“Three times I appealed to the Lord about this, that it would leave me, but he said to me, ‘My grace is sufficient for you, for power is made perfect in weakness.’ So, I will boast all the more gladly of my weaknesses, so that the power of Christ may dwell in me.” – 2 Corinthians 12:8-9
I still remember the first resume I ever wrote. I was applying for a position at a college library, and I had only ever worked in one other library previously (as a student worker). I struggled to enumerate my previous work experience in such a way that highlighted the way my skills could easily transfer to work in a library. I felt like an imposter as I maneuvered my words to create a picture of competence in a field in which I had little experience. As for my weaknesses? I tried to make those seem less daunting by reminding the person doing the hiring that I was a fast learner and could make up for any deficits through hard work and determination.

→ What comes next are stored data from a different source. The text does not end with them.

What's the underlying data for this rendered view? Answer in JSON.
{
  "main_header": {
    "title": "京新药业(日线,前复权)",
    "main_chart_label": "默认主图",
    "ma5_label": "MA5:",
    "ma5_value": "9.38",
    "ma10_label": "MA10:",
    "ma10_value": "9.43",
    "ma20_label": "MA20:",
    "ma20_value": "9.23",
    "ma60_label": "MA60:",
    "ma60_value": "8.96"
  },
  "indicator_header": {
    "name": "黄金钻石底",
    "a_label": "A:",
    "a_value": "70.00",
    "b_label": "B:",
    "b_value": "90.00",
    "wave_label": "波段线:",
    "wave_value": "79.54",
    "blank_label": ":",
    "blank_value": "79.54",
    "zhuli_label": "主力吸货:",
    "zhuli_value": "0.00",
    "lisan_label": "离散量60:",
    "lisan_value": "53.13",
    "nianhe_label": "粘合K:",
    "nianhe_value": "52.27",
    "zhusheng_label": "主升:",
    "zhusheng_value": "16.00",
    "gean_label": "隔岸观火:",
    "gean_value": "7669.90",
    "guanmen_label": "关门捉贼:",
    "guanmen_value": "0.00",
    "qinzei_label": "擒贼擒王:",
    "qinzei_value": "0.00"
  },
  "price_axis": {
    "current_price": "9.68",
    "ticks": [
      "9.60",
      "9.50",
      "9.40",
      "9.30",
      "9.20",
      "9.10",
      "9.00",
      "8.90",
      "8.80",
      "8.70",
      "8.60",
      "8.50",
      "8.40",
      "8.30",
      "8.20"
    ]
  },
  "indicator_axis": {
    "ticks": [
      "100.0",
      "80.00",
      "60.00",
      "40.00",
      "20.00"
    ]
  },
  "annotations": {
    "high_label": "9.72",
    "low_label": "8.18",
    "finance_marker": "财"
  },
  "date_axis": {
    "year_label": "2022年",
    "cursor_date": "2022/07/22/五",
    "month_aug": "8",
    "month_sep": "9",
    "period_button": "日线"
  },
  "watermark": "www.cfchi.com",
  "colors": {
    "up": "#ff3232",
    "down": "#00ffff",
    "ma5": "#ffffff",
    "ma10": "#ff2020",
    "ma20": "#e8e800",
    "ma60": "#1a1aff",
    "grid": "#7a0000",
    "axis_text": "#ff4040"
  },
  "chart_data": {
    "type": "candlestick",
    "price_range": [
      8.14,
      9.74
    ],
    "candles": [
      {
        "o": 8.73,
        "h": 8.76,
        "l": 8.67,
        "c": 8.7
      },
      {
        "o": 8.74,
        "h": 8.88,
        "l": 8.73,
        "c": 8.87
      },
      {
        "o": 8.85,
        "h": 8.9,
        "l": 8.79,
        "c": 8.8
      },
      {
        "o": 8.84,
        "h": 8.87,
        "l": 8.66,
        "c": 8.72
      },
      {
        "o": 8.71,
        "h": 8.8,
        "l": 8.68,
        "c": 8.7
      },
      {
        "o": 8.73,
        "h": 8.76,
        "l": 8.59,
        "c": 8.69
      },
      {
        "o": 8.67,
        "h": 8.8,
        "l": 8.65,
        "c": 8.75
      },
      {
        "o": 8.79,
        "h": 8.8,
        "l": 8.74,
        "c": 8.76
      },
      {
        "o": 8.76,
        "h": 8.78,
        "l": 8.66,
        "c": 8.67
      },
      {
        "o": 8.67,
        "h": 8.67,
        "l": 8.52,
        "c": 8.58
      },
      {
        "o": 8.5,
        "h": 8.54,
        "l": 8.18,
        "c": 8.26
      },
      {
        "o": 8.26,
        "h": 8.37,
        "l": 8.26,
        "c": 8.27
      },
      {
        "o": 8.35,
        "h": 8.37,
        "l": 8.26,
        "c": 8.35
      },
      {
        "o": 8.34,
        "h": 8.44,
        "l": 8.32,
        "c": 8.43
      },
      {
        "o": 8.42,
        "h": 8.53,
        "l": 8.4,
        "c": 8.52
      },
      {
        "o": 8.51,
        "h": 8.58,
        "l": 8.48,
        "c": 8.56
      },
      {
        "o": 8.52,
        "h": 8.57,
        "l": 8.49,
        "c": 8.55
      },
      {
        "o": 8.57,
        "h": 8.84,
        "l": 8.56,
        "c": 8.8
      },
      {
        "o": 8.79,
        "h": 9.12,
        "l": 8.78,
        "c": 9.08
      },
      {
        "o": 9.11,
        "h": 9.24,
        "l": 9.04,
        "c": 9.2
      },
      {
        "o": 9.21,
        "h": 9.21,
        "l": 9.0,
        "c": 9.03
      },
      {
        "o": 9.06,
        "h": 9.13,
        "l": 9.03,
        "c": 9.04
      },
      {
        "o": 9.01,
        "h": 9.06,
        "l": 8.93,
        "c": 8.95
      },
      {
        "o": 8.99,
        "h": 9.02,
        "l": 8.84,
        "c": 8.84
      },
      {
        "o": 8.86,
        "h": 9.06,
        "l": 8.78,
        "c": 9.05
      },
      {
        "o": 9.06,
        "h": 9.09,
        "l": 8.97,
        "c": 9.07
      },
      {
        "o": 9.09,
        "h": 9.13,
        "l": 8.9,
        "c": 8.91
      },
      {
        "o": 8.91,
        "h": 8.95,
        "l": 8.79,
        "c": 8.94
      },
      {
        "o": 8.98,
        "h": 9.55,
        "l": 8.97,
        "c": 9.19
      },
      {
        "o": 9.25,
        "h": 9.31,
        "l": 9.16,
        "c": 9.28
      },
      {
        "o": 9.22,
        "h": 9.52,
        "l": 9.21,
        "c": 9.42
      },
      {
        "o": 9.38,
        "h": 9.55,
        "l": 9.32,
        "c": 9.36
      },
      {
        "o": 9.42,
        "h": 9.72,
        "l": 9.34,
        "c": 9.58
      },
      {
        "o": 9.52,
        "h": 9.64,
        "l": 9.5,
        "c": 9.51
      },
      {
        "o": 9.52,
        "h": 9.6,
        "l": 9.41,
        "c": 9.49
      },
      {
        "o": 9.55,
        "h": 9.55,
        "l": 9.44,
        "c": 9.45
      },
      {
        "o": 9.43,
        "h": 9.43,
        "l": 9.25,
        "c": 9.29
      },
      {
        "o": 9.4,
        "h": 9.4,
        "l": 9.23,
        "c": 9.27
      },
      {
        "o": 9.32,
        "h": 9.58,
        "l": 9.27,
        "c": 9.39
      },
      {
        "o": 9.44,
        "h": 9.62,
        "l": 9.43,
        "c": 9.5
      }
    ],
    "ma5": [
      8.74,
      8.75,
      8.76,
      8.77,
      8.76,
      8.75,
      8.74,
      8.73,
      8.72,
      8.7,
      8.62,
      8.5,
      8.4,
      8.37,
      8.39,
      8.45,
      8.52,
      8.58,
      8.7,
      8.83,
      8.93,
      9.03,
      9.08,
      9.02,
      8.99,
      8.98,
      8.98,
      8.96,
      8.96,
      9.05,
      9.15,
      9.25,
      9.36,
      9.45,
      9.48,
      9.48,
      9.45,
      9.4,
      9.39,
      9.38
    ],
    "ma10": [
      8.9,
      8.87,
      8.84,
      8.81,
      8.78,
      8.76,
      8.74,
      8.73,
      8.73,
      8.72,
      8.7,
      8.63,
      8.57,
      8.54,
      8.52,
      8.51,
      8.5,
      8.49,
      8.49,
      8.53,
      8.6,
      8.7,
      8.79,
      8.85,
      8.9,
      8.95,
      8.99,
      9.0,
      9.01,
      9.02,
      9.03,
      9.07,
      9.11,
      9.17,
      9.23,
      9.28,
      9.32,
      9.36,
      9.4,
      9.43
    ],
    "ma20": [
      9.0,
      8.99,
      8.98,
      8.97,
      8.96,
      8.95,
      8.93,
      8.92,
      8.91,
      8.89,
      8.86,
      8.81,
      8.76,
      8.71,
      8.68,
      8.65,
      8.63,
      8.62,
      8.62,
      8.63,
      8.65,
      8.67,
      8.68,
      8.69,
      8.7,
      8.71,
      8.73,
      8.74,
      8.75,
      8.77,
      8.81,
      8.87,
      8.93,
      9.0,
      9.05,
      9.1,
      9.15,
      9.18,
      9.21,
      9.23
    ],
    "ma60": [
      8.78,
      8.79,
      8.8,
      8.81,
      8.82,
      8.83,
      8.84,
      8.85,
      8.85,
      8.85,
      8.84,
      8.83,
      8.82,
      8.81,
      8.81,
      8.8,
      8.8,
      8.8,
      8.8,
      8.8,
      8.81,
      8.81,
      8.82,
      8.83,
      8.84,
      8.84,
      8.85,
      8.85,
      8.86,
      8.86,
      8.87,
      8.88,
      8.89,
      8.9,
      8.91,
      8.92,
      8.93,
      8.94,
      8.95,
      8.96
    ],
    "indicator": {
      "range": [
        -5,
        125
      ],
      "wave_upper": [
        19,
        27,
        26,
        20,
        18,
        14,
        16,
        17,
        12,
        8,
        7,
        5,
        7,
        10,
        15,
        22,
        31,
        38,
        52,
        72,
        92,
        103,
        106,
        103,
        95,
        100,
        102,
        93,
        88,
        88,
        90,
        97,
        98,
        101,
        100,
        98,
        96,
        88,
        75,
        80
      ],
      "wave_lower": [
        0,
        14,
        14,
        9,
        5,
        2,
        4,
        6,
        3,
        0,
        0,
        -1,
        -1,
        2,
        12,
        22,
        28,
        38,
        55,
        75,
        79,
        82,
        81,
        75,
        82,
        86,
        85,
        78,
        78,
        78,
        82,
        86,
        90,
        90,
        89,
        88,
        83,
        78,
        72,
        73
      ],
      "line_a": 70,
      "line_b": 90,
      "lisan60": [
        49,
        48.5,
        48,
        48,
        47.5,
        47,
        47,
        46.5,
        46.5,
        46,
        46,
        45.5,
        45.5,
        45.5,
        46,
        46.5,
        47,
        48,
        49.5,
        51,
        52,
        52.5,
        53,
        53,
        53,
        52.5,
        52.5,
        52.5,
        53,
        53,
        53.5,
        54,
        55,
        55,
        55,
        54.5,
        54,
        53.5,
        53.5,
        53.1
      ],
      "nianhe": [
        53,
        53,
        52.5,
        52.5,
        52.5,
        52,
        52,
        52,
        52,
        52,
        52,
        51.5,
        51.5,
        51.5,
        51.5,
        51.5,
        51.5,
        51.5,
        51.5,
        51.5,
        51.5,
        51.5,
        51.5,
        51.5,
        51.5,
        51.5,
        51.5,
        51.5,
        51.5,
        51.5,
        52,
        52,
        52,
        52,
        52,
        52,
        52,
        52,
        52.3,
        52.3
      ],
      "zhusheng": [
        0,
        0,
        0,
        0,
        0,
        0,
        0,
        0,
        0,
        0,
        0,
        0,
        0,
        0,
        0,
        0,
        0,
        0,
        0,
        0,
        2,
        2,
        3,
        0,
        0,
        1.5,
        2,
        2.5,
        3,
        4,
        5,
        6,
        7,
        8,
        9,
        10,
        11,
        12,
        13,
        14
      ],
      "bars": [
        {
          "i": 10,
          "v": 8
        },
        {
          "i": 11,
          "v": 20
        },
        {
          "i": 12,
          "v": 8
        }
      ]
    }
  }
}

Resumes are an opportunity for the job applicant to produce evidence that she or he is the right match for the job. They are an opportunity for us to prove ourselves to others.
As a recovering perfectionist, I have a few decades of experience at producing evidence to prove myself worthy. (Notice how even here I am trying to show you that I have some credibility to speak to this topic.) I have worked to create an “Enough Resume” to prove to myself and others that I am worthy of being loved. For my previous work experience, I list out the ways I have overworked myself, taken on too many commitments, and stressed myself out but followed through anyway. For my strengths, I boast of my stick-to-itiveness, and whatever other traits I can think of to prove that I deserve to be loved.
“We can never prove our worth through our accomplishments or inspire people to treat us with care and love because we’ve produced enough results.”
Here’s the problem: it doesn’t work. We can never prove our worth through our accomplishments or inspire people to treat us with care and love because we’ve produced enough results. In my book The Sacred Pulse: Holy Rhythms for Overwhelmed Souls, I realized this: “Even very good activities can become very exhausting activities when we do them to convince ourselves and others that we are worthy of being loved.” Ouch.
Part of giving up busyness for Lent is finding the courage to erase the “Enough Resume.” In a famous passage of scripture, the apostle Paul (who I think also struggled to accept that he didn’t have to earn the love of God and others) wrote about a “thorn in the flesh” that plagued him. We don’t know if this was a physical ailment, or something else, but whatever it was, it seemed to have reminded Paul of his human limitations in a painful way. It confronted him with the reality that he could not produce enough or do enough with his human strength. Ultimately, it was going to be up to God.
“God’s grace is enough.”
In response to Paul’s pleading, the Lord responded, “My grace is sufficient for you, for power is made perfect in weakness.” God’s grace is enough. It is sufficient. We have deficits and weaknesses and imperfections, but we do not earn God’s love by assuring God that we’re quick learners and will get our messed-up-ness figured out in our first couple of weeks on the job. Instead, God’s grace meets our weaknesses, and somehow that is enough.
Prayer: God, I am taking my “Enough Resume” and wiping it clean. Help me to receive the grace and love you offer to me, and help me to trust that it is not up to me to earn it. Amen.